Ein Schreck geht durch die Möbelrepublik: "Im Jahresverlauf habe sich gezeigt, dass es im Dezember eng werden würde", gab Volker Meurer heute bei einer Telefonkonferenz zu Protokoll. Deshalb reichen die bisher eingeleiteten Sanierungsaktivitäten bei Wellemöbel offenbar nicht mehr aus und das Traditionsunternehmen musste beim Amtsgericht Paderborn für die Gesellschaften Wellemöbel GmbH, Howelpa Logistik GmbH und MF Bad Lippspringe GmbH heute einen Antrag auf Einleitung eines vorläufigen Insolvenzverfahrens stellen. Das Amtsgericht hat den Anträgen prompt stattgegeben und die vorläufige Eigenverwaltung angeordnet.

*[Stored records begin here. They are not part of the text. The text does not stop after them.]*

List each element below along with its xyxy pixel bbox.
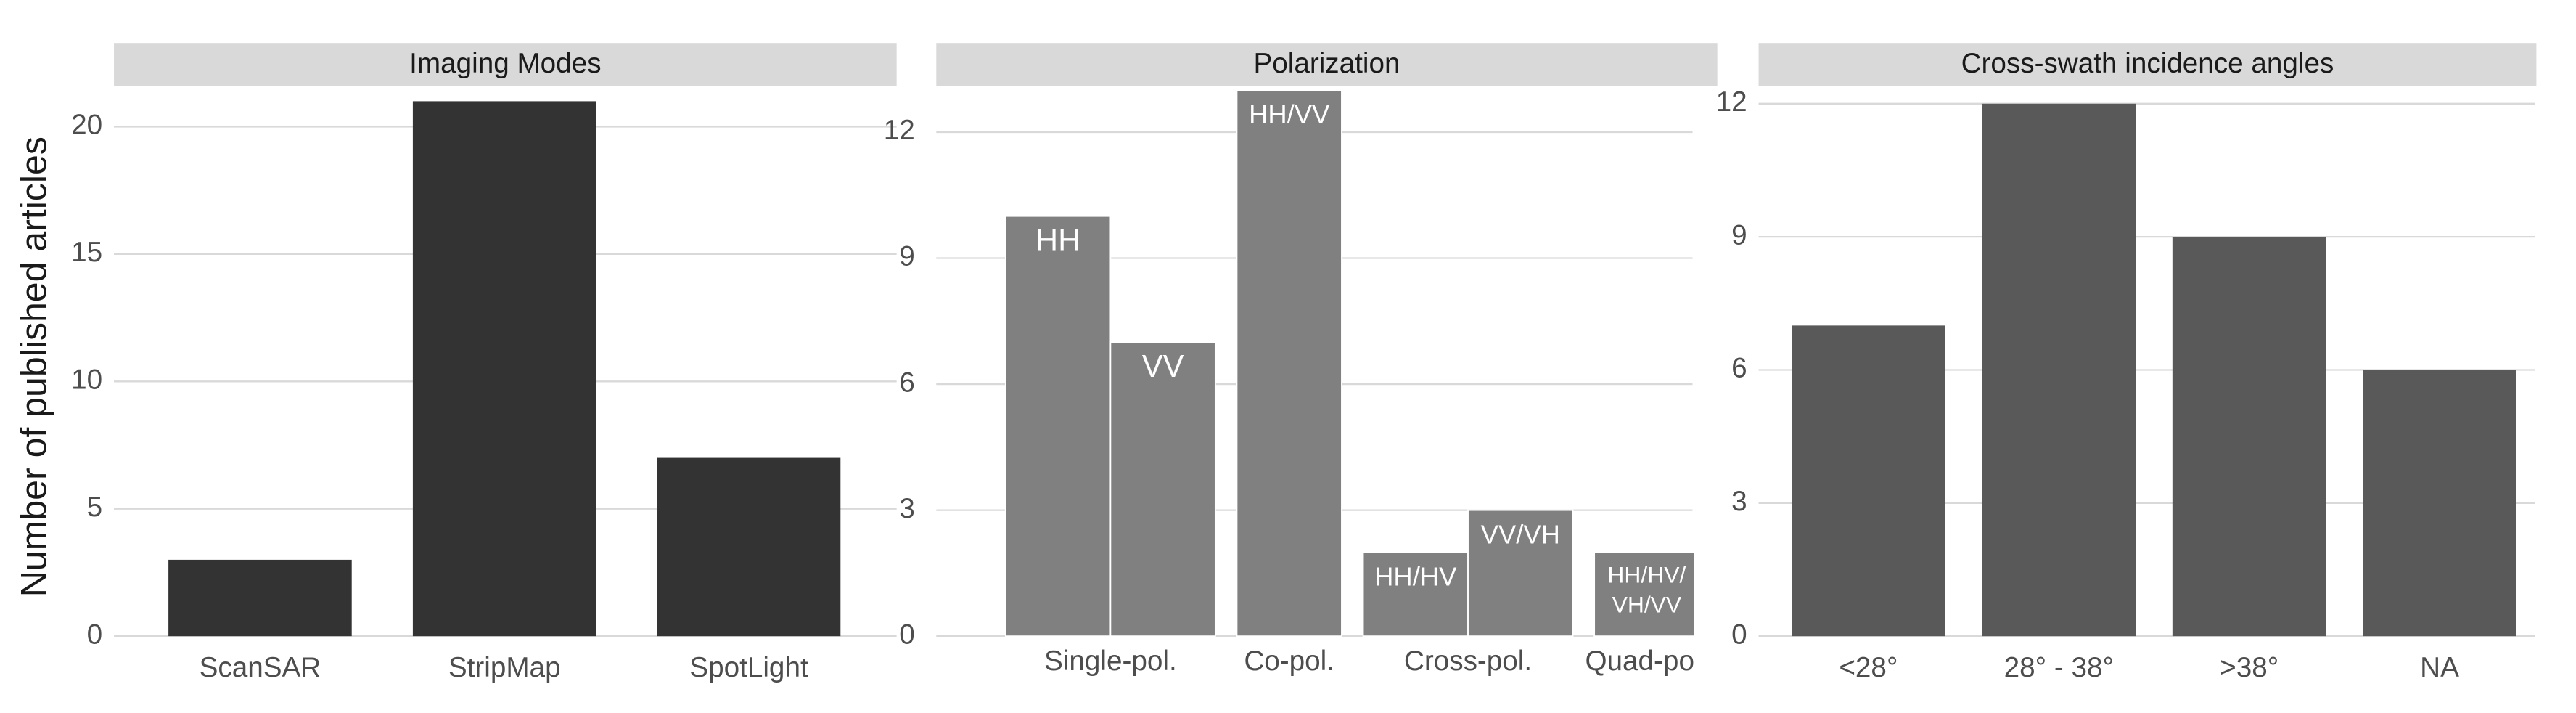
y-tick-label: 0 <box>899 619 915 650</box>
x-tick-label: ScanSAR <box>200 652 321 683</box>
bar <box>1792 325 1945 637</box>
facet-title: Imaging Modes <box>409 48 601 79</box>
bar <box>1236 89 1342 637</box>
bar-label-line: HH/HV/ <box>1607 562 1686 588</box>
bar <box>1467 509 1574 637</box>
y-tick-label: 6 <box>899 367 915 398</box>
x-tick-label: 28° - 38° <box>2004 652 2114 683</box>
plot-area: HH VV Single-pol. HH/VV Co-pol. HH/HV VV/VH Cro… <box>1004 89 1708 677</box>
x-tick-label: <28° <box>1839 652 1898 683</box>
y-tick-label: 9 <box>899 241 915 272</box>
bar <box>2363 370 2516 637</box>
x-tick-label: NA <box>2420 652 2459 683</box>
bar <box>1109 341 1216 637</box>
bar <box>1982 103 2136 637</box>
facet-title: Cross-swath incidence angles <box>1961 48 2334 79</box>
y-tick-label: 12 <box>1716 86 1747 118</box>
y-tick-label: 0 <box>87 619 103 650</box>
bar-label: VV <box>1142 349 1184 384</box>
x-tick-label: >38° <box>2220 652 2278 683</box>
y-tick-label: 0 <box>1731 619 1747 650</box>
bar-label: VV/VH <box>1481 520 1560 550</box>
x-tick-label: StripMap <box>448 652 561 683</box>
y-tick-label: 12 <box>884 115 915 146</box>
bar-label-line: VH/VV <box>1612 592 1682 618</box>
x-tick-label: SpotLight <box>689 652 808 683</box>
facet-strip <box>1758 43 2537 86</box>
y-tick-label: 3 <box>899 493 915 524</box>
y-tick-label: 15 <box>71 237 102 268</box>
bar <box>1593 551 1694 637</box>
y-tick-label: 3 <box>1731 486 1747 517</box>
y-tick-label: 10 <box>71 364 102 396</box>
bar <box>168 559 352 637</box>
bar <box>2172 237 2326 637</box>
bar-label: HH/VV <box>1249 99 1330 129</box>
y-tick-label: 5 <box>87 492 103 523</box>
x-tick-label: Co-pol. <box>1244 645 1334 677</box>
bar-label: HH/HV/VH/VV <box>1607 562 1686 618</box>
y-tick-label: 20 <box>71 110 102 141</box>
facet-strip <box>936 43 1718 86</box>
y-axis-label: Number of published articles <box>13 137 54 597</box>
y-tick-label: 9 <box>1731 219 1747 250</box>
x-tick-label: Single-pol. <box>1044 645 1177 677</box>
y-tick-label: 6 <box>1731 353 1747 384</box>
x-tick-label: Cross-pol. <box>1404 645 1532 677</box>
bar <box>657 457 841 637</box>
facet-strip <box>114 43 897 86</box>
facet-title: Polarization <box>1253 48 1400 79</box>
bar <box>1004 215 1112 637</box>
bar <box>412 101 596 637</box>
bar-label: HH <box>1035 224 1080 258</box>
x-tick-label: Quad-pol. <box>1585 645 1708 677</box>
bar-label: HH/HV <box>1374 561 1457 591</box>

Der Fachanwalt für Insolvenzrecht Stefan Meyer aus Lübbecke wurde zum vorläufigen Sachwalter bestellt. Wellemöbel wird in dem Verfahren von der Wirtschaftskanzlei Buchalik Brömmekamp aus Düsseldorf beraten, die in der Region unter anderem die Eisengießerei Karlshütte (Bünde), Blanke Textech (Bielefeld) und F. &. K. Trailer Service (Rheda-Wiedenbrück) bereits durch ein Eigenverwaltungsverfahren begleitet haben.

Mit der Eigenverwaltung nutzt Wellemöbel die seit dem 1. März 2012 geltenden Möglichkeiten einer Sanierung unter Insolvenzschutz. "Es handelt sich dabei nicht um eine Insolvenz im klassischen Sinn, sondern um ein Sanierungsverfahren mit dem obersten Ziel der Unternehmensfortführung", schreibt die Kanzlei Buchalik Brömmekamp. Deshalb werde Wellemöbel weiterhin von der bisherigen Geschäftsleitung um Volker Meurer, Waldemar Bauer und Anna Sommermeyer-Rickert geleitet. Zusätzlich soll der Restrukturierungsexperte Dr. Jasper Stahlschmidt von der Kanzlei Buchalik Brömmekamp als Mitgeschäftsführer die Wellemöbel durch das Verfahren führen.